For example, the distance to convex set \(\cal B\), \(d(x)=\inf _{y\in \cal B}\Vert x-y\Vert\) is convex function

Th. Jensen's inequality
Let r.v. \(X\) in convex set \({\cal C}\sube \mathbb{R} ^N\), and convex function \(f\) defined over \(\cal C\). Then, \(\mathbb{E}[X]\in {\cal C}, \mathbb{E}[f(X)]\) is finite, and

\[f(\mathbb{E}[X])\le \mathbb{E}[f(X)] \]

Sketch of proof: extending \(f(\sum \alpha x)\le\sum \alpha f(x)\) and \(\sum \alpha=1\) that can be interpreted as probabilities, to arbitraty contributions.

Constrained optimization

Def. Constrained optimization problem
\({\cal X}\sube \mathbb{R} ^N,\ f, g _i:{\cal X}\to\mathbb{R}, i\in [m]\),则带约束优化问题(也称为 primal problem)的形式为

\[\min _{\bf x\in\cal X} f({\bf x}) \\ subject\ to: g _i({\bf x})\le 0, \forall i\in [m] \]

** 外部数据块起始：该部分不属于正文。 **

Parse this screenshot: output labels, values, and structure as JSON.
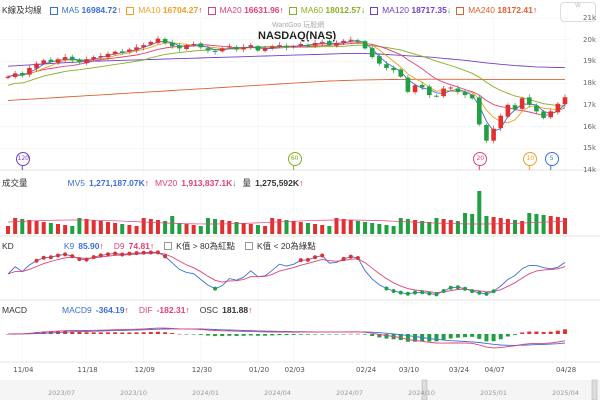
{
  "header": {
    "kline_label": "K線及均線",
    "ma": [
      {
        "name": "MA5",
        "value": "16984.72",
        "arrow": "↑",
        "color": "#3a6fd8"
      },
      {
        "name": "MA10",
        "value": "16704.27",
        "arrow": "↑",
        "color": "#f0a020"
      },
      {
        "name": "MA20",
        "value": "16631.96",
        "arrow": "↑",
        "color": "#e0407a"
      },
      {
        "name": "MA60",
        "value": "18012.57",
        "arrow": "↓",
        "color": "#88b020"
      },
      {
        "name": "MA120",
        "value": "18717.35",
        "arrow": "↓",
        "color": "#7040c8"
      },
      {
        "name": "MA240",
        "value": "18172.41",
        "arrow": "↑",
        "color": "#e06030"
      }
    ],
    "watermark": "WantGoo 玩股網",
    "title": "NASDAQ(NAS)"
  },
  "volume": {
    "label": "成交量",
    "ma5_label": "MV5",
    "ma5_value": "1,271,187.07K",
    "ma5_arrow": "↑",
    "ma20_label": "MV20",
    "ma20_value": "1,913,837.1K",
    "ma20_arrow": "↓",
    "vol_label": "量",
    "vol_value": "1,275,592K",
    "vol_arrow": "↑"
  },
  "kd": {
    "label": "KD",
    "k_label": "K9",
    "k_value": "85.90",
    "k_arrow": "↑",
    "d_label": "D9",
    "d_value": "74.81",
    "d_arrow": "↑",
    "note1": "K值 > 80為紅點",
    "note2": "K值 < 20為綠點"
  },
  "macd": {
    "label": "MACD",
    "macd_label": "MACD9",
    "macd_value": "-364.19",
    "macd_arrow": "↑",
    "dif_label": "DIF",
    "dif_value": "-182.31",
    "dif_arrow": "↑",
    "osc_label": "OSC",
    "osc_value": "181.88",
    "osc_arrow": "↑"
  },
  "markers": [
    {
      "text": "120",
      "color": "#7040c8",
      "index": 2
    },
    {
      "text": "60",
      "color": "#88b020",
      "index": 40
    },
    {
      "text": "20",
      "color": "#e0407a",
      "index": 66
    },
    {
      "text": "10",
      "color": "#f0a020",
      "index": 73
    },
    {
      "text": "5",
      "color": "#3a6fd8",
      "index": 76
    }
  ],
  "nav_labels": [
    "2023/07",
    "2023/10",
    "2024/01",
    "2024/04",
    "2024/07",
    "2024/10",
    "2025/01",
    "2025/04"
  ],
  "chart_data": {
    "type": "candlestick",
    "title": "NASDAQ(NAS)",
    "ylim": [
      14000,
      21000
    ],
    "yticks": [
      "21k",
      "20k",
      "19k",
      "18k",
      "17k",
      "16k",
      "15k",
      "14k"
    ],
    "x_ticks": [
      {
        "label": "11/04",
        "index": 2
      },
      {
        "label": "11/18",
        "index": 11
      },
      {
        "label": "12/09",
        "index": 19
      },
      {
        "label": "12/30",
        "index": 27
      },
      {
        "label": "01/20",
        "index": 35
      },
      {
        "label": "02/03",
        "index": 40
      },
      {
        "label": "02/24",
        "index": 50
      },
      {
        "label": "03/10",
        "index": 56
      },
      {
        "label": "03/24",
        "index": 63
      },
      {
        "label": "04/07",
        "index": 68
      },
      {
        "label": "04/28",
        "index": 78
      }
    ],
    "close": [
      18300,
      18450,
      18350,
      18700,
      18900,
      19050,
      18980,
      19100,
      19200,
      19050,
      18950,
      19100,
      19200,
      19250,
      19350,
      19450,
      19400,
      19550,
      19650,
      19750,
      19900,
      20050,
      19850,
      19700,
      19600,
      19750,
      19800,
      19650,
      19500,
      19450,
      19600,
      19700,
      19550,
      19650,
      19750,
      19500,
      19600,
      19700,
      19750,
      19650,
      19700,
      19800,
      19750,
      19850,
      19900,
      19750,
      19850,
      19950,
      20000,
      19950,
      19600,
      19200,
      18900,
      18700,
      18600,
      18300,
      17600,
      17900,
      17800,
      17450,
      17400,
      17750,
      17800,
      17600,
      17450,
      17300,
      16100,
      15350,
      15900,
      16500,
      17000,
      16800,
      17300,
      17000,
      16700,
      16400,
      16700,
      17050,
      17350
    ],
    "ma120": [
      18780,
      18800,
      18820,
      18840,
      18860,
      18880,
      18900,
      18920,
      18940,
      18960,
      18980,
      19000,
      19010,
      19020,
      19030,
      19040,
      19050,
      19060,
      19070,
      19080,
      19090,
      19100,
      19110,
      19120,
      19130,
      19140,
      19150,
      19160,
      19170,
      19180,
      19190,
      19200,
      19210,
      19220,
      19230,
      19240,
      19250,
      19260,
      19270,
      19280,
      19290,
      19300,
      19310,
      19320,
      19330,
      19340,
      19350,
      19360,
      19370,
      19370,
      19360,
      19350,
      19340,
      19320,
      19300,
      19280,
      19260,
      19240,
      19220,
      19200,
      19170,
      19140,
      19110,
      19080,
      19050,
      19010,
      18970,
      18930,
      18900,
      18870,
      18840,
      18810,
      18790,
      18770,
      18750,
      18740,
      18730,
      18720,
      18717
    ],
    "ma240": [
      17200,
      17220,
      17240,
      17260,
      17280,
      17300,
      17320,
      17340,
      17360,
      17380,
      17400,
      17420,
      17440,
      17460,
      17480,
      17500,
      17520,
      17540,
      17560,
      17580,
      17600,
      17620,
      17640,
      17660,
      17680,
      17700,
      17720,
      17740,
      17760,
      17780,
      17800,
      17820,
      17840,
      17860,
      17880,
      17900,
      17920,
      17940,
      17960,
      17980,
      18000,
      18020,
      18040,
      18060,
      18080,
      18100,
      18110,
      18120,
      18130,
      18140,
      18150,
      18155,
      18160,
      18165,
      18170,
      18172,
      18174,
      18176,
      18178,
      18180,
      18180,
      18179,
      18178,
      18177,
      18176,
      18175,
      18174,
      18174,
      18173,
      18173,
      18172,
      18172,
      18172,
      18172,
      18172,
      18172,
      18172,
      18172,
      18172
    ],
    "volume_note": "bar heights relative",
    "kd_k_red_threshold": 80,
    "kd_k_green_threshold": 20
  }
}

记 \(\inf _{\bf x\in\cal X} f({\bf x})=p ^*\);注意到我们没有假设任何的 convexity;对于 \(g=0\) 的约束我们可以用 \(g\le 0, -g\le 0\) 来刻画
解决这类问题,先引入拉格朗日函数 Lagrange function,将约束以非正项引入

Def. Lagrange function
为带约束优化问题定义拉格朗日函数,为

\[\forall {\bf x}\in {\cal X},\forall{\boldsymbol{\alpha}\ge 0},\quad {\cal L}({\bf x}, {\boldsymbol{\alpha}})=f({\bf x}) + \sum _{i=1}^{m} \alpha _i g _i({\bf x}) \]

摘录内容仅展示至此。